College of Liberal Arts

Learning is Living: A B.A. in Classics at 80

Thu, Dec 21, 2017
Orr stands amongst Histria ruins in Romania.
Orr stands amongst Histria ruins in Romania.

Terry Orr jokes that pursuing a Bachelor of Arts in classical archeology in his late 70’s was all a ploy to avoid retirement.

“A lot of people retire because they are tired of driving to the same office and dealing with the same people; but when you work for yourself, it’s different. You aren’t trying to escape a routine,” Orr says, earnestly.

By the time Orr enrolled in the classics program at The University of Texas at Austin, he had already completed his bachelor’s and master’s in engineering at Texas A&M University, served active duty as a lieutenant in the U.S. Army and captain in Army Reserves, engineered international marine construction projects, oversaw operations at refineries in the Middle East, started and ran his own international offshore equipment business (OceanTec Electronics), served as Mayor of Bastrop, and earned a black belt in Matsumura Shorin-Ryu Karate.

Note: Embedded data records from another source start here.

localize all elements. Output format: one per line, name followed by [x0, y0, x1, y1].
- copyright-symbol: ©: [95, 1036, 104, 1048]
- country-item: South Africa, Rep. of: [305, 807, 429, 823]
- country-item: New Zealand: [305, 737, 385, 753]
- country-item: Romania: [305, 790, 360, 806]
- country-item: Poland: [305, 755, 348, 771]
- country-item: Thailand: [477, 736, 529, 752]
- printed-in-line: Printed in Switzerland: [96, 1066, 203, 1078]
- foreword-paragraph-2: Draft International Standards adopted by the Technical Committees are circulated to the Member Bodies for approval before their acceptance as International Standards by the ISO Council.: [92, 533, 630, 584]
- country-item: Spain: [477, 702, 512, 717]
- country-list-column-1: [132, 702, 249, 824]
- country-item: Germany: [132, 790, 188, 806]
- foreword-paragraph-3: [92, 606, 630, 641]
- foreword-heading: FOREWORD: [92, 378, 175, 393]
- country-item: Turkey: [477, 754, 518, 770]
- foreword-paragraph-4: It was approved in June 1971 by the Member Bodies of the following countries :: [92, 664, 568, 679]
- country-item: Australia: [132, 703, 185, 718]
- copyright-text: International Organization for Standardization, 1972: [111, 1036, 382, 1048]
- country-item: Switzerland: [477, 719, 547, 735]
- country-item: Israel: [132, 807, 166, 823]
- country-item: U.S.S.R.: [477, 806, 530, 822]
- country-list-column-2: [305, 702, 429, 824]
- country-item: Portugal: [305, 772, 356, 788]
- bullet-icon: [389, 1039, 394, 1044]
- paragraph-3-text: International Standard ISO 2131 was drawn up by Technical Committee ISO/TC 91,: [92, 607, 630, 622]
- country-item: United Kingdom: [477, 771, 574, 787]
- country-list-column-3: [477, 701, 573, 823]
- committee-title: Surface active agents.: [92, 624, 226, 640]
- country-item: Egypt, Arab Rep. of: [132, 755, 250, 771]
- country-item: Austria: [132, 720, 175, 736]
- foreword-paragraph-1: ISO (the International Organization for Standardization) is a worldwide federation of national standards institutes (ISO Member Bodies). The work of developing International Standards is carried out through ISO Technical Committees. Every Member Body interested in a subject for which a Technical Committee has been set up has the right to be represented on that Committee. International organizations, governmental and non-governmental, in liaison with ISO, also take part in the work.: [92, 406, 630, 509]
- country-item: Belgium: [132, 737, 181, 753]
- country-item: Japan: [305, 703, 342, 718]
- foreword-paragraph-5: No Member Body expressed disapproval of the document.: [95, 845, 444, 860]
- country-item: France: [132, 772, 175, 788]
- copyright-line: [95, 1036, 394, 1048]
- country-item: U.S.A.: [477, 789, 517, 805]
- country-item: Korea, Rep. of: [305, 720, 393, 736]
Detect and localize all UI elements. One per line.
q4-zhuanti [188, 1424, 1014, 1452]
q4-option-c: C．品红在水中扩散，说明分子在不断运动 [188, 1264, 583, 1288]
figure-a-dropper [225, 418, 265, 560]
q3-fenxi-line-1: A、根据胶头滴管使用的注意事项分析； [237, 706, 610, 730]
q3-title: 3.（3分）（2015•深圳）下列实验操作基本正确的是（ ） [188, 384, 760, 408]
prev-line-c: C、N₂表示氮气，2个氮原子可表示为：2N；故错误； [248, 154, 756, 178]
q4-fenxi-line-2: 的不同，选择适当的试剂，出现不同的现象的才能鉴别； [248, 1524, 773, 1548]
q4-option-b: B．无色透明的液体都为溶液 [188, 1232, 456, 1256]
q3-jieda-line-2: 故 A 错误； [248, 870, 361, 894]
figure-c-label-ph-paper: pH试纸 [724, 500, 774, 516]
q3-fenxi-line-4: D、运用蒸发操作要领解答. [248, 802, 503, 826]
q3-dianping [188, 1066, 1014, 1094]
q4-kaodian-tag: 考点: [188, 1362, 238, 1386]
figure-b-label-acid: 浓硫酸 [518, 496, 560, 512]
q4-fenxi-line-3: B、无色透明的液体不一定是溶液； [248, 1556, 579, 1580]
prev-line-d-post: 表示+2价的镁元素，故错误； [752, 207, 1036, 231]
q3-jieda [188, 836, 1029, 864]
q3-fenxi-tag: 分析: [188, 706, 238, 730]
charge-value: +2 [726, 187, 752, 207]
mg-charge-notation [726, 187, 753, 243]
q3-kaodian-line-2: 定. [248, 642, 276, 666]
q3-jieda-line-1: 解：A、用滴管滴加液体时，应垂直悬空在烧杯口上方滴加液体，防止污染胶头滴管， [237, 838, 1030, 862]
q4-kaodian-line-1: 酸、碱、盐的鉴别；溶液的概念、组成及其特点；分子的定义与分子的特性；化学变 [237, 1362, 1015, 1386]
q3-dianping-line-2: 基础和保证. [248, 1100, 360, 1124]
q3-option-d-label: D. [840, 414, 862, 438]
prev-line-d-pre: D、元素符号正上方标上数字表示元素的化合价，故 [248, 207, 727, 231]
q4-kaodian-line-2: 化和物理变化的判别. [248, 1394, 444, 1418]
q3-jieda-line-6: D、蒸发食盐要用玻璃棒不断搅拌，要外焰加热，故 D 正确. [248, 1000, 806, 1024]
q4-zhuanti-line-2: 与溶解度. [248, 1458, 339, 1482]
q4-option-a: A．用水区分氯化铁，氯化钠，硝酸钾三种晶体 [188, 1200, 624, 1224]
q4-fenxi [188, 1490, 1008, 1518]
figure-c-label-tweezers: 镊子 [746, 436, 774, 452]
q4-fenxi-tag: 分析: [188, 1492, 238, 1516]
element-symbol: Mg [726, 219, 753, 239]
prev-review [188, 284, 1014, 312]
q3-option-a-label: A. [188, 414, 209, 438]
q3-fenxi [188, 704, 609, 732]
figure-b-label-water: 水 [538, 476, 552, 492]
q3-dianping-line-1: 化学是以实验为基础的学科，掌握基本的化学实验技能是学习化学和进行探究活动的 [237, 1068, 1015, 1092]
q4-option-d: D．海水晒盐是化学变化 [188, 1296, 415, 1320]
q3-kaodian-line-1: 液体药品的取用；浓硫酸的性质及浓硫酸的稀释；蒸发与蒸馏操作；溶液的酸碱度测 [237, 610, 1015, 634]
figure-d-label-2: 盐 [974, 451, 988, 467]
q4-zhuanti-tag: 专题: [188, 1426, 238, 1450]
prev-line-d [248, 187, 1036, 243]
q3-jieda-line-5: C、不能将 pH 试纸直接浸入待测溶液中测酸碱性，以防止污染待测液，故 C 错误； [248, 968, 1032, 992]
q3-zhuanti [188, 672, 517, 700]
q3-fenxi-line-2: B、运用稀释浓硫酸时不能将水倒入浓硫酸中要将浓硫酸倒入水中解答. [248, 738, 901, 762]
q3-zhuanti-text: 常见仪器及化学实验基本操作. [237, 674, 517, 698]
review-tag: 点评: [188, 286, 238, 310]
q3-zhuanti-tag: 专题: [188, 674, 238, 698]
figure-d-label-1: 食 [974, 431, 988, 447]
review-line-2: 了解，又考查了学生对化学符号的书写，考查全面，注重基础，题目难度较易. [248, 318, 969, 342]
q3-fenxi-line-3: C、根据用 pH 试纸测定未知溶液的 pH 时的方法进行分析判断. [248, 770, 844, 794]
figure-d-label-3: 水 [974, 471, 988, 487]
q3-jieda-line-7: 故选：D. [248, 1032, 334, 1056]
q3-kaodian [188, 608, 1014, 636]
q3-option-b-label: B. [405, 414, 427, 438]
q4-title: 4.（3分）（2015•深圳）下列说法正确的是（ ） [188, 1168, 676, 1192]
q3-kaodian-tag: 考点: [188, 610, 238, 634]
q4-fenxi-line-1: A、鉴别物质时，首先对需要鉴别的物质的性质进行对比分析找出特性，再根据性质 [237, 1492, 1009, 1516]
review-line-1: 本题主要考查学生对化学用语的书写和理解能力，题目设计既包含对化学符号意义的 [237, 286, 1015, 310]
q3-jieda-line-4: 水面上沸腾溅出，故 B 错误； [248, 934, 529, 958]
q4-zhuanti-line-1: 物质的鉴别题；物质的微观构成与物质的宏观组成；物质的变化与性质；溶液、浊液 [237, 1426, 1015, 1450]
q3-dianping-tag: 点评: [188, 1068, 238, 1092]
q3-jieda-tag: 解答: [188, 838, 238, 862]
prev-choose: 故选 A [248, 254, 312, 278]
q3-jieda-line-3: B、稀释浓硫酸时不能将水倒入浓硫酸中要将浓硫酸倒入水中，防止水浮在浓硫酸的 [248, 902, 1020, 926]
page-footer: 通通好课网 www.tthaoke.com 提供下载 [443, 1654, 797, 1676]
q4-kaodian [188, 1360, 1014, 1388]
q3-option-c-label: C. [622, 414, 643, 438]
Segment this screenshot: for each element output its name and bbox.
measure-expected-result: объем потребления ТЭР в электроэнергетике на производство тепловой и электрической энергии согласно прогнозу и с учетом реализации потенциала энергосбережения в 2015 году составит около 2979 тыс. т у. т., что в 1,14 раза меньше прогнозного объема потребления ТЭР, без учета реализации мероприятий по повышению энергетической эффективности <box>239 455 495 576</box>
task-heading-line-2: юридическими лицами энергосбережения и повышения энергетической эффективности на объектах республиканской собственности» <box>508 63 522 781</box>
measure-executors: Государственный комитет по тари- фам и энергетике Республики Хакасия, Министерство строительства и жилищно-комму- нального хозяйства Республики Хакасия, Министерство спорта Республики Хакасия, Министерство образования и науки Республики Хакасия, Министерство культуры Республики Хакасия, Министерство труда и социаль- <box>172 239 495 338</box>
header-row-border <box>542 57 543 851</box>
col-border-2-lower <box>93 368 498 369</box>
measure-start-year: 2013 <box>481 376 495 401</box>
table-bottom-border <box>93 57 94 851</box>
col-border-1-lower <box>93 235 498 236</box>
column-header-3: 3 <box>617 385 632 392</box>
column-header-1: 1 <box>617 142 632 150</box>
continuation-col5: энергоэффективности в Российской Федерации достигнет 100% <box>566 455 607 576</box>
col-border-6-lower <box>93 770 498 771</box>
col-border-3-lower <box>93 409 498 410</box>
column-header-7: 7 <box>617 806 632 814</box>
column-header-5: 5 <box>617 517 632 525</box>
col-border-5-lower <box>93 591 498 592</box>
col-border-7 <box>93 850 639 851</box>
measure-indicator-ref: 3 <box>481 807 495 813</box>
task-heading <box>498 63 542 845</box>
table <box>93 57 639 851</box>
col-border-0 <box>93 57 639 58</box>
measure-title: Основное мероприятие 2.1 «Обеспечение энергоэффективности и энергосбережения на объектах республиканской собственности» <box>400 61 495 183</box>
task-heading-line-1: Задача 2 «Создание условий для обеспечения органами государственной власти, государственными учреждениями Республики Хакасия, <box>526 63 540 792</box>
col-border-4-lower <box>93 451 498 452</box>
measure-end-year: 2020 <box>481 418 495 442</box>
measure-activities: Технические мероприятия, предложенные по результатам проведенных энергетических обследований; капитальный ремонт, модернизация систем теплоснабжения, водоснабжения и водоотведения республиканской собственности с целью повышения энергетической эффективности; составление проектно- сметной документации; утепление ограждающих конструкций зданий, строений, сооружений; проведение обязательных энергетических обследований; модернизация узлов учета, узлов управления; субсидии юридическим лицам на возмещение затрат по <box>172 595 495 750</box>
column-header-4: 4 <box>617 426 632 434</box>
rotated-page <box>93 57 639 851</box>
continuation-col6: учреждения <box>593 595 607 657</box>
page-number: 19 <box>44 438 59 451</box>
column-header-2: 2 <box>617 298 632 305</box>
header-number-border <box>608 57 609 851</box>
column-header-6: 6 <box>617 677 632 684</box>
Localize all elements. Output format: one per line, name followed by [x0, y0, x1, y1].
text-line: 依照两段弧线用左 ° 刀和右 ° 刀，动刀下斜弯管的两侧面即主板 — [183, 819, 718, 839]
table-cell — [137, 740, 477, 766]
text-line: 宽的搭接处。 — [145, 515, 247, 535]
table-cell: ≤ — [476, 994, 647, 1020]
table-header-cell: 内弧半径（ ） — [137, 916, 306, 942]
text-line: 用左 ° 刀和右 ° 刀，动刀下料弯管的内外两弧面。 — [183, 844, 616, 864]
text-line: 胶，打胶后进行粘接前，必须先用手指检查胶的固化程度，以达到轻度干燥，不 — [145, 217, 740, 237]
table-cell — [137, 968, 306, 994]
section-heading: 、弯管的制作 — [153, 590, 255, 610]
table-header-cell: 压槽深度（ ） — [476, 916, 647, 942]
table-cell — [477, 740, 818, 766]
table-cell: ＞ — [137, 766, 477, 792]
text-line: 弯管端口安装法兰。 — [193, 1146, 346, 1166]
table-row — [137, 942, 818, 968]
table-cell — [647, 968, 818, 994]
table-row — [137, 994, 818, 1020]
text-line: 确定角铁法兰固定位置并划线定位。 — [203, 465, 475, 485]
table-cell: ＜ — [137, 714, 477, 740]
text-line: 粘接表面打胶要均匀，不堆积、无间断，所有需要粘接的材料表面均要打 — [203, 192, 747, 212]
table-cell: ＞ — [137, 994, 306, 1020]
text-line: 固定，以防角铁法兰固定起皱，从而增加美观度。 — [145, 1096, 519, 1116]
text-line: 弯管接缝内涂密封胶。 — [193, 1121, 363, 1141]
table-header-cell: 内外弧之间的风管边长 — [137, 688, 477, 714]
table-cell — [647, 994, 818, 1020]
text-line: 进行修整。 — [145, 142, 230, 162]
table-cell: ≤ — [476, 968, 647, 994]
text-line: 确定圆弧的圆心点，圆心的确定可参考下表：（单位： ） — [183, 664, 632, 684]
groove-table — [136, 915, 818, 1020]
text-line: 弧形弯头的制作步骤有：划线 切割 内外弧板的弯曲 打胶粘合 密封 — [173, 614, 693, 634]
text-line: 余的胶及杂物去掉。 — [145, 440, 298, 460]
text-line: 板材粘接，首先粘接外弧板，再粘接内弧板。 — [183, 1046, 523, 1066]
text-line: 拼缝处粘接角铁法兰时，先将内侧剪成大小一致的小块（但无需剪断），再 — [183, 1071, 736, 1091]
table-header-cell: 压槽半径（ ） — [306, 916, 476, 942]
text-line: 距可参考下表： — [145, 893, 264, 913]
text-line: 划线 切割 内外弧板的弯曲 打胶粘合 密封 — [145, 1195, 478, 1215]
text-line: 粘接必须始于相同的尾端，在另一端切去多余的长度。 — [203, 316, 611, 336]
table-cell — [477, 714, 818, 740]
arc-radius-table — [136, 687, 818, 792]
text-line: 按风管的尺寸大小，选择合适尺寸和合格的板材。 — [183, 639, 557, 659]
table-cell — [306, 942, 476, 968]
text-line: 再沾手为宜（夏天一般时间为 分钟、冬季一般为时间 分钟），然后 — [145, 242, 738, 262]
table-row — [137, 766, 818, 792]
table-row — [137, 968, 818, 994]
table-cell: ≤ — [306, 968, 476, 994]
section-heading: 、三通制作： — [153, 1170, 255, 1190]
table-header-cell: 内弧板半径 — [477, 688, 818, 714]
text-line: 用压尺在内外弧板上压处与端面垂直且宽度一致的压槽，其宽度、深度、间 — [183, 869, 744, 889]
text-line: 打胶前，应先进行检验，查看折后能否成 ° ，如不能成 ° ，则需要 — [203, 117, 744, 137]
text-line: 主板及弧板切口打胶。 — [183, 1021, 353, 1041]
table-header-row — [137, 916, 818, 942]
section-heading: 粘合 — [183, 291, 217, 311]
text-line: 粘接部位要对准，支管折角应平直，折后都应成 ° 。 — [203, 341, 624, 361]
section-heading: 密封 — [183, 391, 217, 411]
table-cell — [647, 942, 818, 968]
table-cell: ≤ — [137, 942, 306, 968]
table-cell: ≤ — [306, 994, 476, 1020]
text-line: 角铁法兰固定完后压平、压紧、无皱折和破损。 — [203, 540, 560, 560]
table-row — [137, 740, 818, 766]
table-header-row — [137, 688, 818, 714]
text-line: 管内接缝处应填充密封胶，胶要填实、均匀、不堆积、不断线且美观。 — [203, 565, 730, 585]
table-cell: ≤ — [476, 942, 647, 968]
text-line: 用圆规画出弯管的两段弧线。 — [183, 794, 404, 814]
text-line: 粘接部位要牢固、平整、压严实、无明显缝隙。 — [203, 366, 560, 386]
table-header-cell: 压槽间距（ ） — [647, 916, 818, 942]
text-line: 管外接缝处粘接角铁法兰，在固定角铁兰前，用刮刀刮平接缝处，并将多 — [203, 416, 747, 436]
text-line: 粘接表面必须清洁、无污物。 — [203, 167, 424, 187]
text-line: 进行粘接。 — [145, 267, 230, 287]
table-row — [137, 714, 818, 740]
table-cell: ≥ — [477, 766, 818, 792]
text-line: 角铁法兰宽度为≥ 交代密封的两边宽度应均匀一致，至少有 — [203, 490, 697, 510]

“I was good at math, physics and chemistry, so all of my prior education was so I could make another dollar,” Orr says. “But this time, I wanted to get educated; I wanted a liberal arts education. I wanted to learn how to learn things I hadn’t learned before, like Latin.”

He was inspired, in part, by his family of thoughtful, “creative” types — his wife is a retired history professor, his son is a musician, his oldest daughter studied history and French at Rice University, and his youngest daughter was educated in Greek at UT Austin.

“I was always on the outside looking in and wanted to expand my liberal arts knowledge and understanding of the world,” Orr says. So, at age 76, during his third and final term as Bastrop mayor, he went back to school. And now, at the age of 80, he can add B.A. in classical archeology to his ever-growing list of accomplishments.